The manufacturing process of Aluminum is not very energy intensive vs. long steel rebar which consume more energy. Conversion cost (cost of conversion from scrap to end product) is estimated at US$250/MT.
Globally, similar manufacturing facilities have a conversion losses of 3-10%. Conservatively, we have incorporated a conversion loss of 10%. While the waste scrap could also be sold for which we have assumed a 90% discount on the Aluminum scrap price.
We have assumed plant capacity utilization of ~70-75% for the first two years which is likely to improve gradually.

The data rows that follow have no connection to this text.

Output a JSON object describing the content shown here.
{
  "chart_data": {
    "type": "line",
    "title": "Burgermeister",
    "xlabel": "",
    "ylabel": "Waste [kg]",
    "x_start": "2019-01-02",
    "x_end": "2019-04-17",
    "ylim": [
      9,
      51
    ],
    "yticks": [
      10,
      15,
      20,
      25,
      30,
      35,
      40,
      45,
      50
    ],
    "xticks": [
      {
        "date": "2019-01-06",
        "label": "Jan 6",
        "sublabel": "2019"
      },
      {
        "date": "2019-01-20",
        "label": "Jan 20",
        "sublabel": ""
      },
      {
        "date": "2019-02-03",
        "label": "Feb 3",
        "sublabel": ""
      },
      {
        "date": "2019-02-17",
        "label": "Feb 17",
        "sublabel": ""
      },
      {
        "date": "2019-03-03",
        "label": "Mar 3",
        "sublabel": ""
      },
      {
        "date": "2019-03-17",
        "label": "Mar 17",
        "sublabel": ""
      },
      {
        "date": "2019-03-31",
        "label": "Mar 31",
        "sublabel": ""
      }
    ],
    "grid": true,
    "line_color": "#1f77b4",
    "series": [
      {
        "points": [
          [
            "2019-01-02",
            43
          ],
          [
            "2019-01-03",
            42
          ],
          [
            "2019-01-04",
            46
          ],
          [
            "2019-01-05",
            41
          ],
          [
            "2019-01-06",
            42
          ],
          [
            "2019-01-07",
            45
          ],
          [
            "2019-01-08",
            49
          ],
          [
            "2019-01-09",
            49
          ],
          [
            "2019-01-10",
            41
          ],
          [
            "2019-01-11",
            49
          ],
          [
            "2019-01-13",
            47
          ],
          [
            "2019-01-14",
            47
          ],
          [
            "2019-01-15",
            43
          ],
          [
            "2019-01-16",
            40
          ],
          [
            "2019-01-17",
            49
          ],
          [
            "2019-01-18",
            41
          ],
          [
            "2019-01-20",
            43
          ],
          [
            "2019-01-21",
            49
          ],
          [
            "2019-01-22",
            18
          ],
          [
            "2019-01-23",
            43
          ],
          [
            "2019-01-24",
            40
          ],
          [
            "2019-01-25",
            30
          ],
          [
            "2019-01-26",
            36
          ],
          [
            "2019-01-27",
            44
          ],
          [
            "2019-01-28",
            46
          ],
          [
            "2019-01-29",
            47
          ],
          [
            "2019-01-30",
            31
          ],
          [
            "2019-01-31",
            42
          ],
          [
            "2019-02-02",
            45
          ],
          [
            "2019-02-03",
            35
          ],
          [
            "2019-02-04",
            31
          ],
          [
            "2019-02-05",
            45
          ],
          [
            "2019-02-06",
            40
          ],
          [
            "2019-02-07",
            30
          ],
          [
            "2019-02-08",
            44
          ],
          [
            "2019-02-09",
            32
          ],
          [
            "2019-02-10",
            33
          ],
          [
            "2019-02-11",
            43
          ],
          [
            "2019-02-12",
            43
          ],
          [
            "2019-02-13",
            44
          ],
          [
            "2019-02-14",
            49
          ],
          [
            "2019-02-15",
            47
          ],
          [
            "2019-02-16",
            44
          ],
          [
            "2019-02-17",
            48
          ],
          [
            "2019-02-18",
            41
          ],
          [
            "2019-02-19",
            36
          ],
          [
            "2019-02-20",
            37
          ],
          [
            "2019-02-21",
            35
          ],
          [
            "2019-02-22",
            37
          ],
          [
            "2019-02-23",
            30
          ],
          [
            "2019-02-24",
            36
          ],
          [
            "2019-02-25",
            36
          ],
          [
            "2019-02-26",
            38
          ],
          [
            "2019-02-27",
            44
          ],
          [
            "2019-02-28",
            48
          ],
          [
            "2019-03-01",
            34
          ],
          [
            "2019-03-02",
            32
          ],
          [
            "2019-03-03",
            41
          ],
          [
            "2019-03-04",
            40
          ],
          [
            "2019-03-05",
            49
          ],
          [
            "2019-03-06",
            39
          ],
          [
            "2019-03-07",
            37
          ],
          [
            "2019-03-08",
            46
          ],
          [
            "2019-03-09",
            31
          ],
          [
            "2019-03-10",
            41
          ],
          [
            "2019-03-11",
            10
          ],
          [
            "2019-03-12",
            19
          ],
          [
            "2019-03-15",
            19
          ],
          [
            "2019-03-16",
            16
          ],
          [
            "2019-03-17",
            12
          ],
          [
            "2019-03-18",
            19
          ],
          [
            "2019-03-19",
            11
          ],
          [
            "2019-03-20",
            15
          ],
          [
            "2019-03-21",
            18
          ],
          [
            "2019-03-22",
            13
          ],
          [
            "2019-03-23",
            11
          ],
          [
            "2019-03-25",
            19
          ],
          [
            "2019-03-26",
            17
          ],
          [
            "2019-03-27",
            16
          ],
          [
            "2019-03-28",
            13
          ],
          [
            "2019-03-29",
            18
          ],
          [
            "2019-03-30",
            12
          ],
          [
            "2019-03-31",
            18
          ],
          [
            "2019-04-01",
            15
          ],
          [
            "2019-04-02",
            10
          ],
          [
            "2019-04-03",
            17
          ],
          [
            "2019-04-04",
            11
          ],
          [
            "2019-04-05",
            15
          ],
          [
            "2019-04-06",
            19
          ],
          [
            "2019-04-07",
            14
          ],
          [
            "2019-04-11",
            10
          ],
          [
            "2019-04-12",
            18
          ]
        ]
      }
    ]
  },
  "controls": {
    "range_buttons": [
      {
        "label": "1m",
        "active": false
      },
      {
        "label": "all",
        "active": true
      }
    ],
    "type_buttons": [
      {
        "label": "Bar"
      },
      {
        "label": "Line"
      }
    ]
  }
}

Given high container and sea freight cost, we have assumed gross margins of ~12% which could improve going ahead once global supply situation improve.
Company is likely to use straight line depreciation method for the project with life of 20-year. We have also incorporated the working capital requirement with net cash cycle of three months.
ASTL would be insulated from any major duties as the company is likely to enjoy duty exemption on raw materials consumed for exports, we believe.
The full and final tax would be only 1% for exports which could results in lower effective tax rate going forward for the company.
The development will help ASTL to diversify its portfolio and improve bottom-line. The management of ASTL is also eying to even enhance this Aluminum capacity in future.
To recall, Mughal Iron & Steel (MUGHAL) another listed steel company is already involved in the manufacturing of copper with a capacity of 8k MT and planning to enhance its copper capacity by 10k MT. MUGHAL has also planned add Aluminum manufacturing facility with a capacity of 38k MT in FY23.
ASTL is trading at FY23 PE of 4x which is inline with market FY23 PE. We do not expect any dividend payment in FY23.